All investment involves the risk of loss, including investment in real estate. Whether the developer makes money on the property is not a concern for these committees, the CHCA, the Conservancy, the ZBA or the Orphan’s Court. 

Discussion of profitability, like discussion of stone facing, or whether a ten-foot high addition atop of the mansion is merely inappropriate, or grotesque, is an expensive indulgence that accomplishes nothing in service of making an intelligent decision about the current proposal, let alone finding a “solution” to Greylock.

The region is replete with examples of large estates that have been meticulously restored and are maintained at great expense by their owners – without assurance of financial gain. The people who live in and restore these buildings reap the satisfaction and comfort of living in beautiful places and in preserving them for subsequent generations. 

The idea that Greylock must be exploited for maximum profit reflects the myopia of the development professionals who dominate the LUPZ and DRC. It is not reflective of the legal or social reality that respectively governs and motivates the conservation of historic estates.

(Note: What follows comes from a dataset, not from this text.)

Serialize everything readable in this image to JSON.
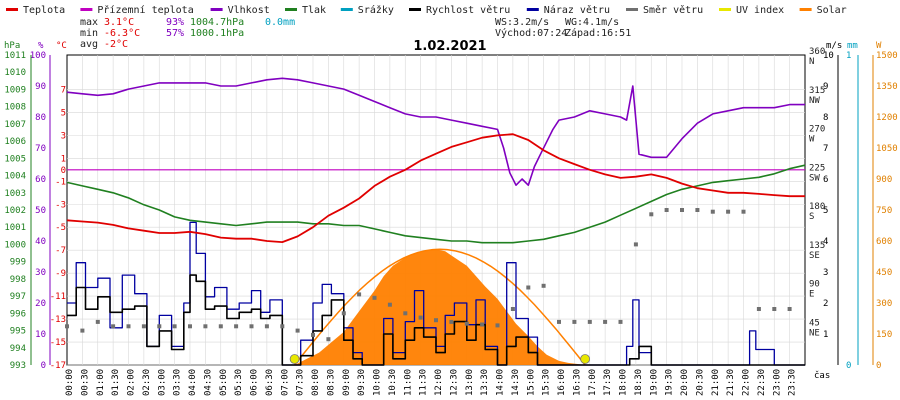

Is it impossible to imagine that someone would purchase, restore, and live in Greylock for the intangible benefits of doing so? Is it impossible to imagine members of the community coming together to fund the renovation of the property for use by an existing institution? I would not suggest as much to the people who are dedicated to the restoration of Lynwood Hall, or, closer to home, the conversion of Maguire Hall for the Woodmere, whose market value purchase was funded by local philanthropy. 

It is disappointing that the relevant committees of so-called “community organizations” that purport to be concerned about all matters affecting land use can neither manage to discuss the legal limitations that regulate the land under discussion, nor the community impacts of the development scheme being deliberated. 

The good news for the community is that the deliberations herein discussed are likely irrelevant. Whether the current proposal for Greylock can be made manifest will probably be decided by city agencies and courts of law.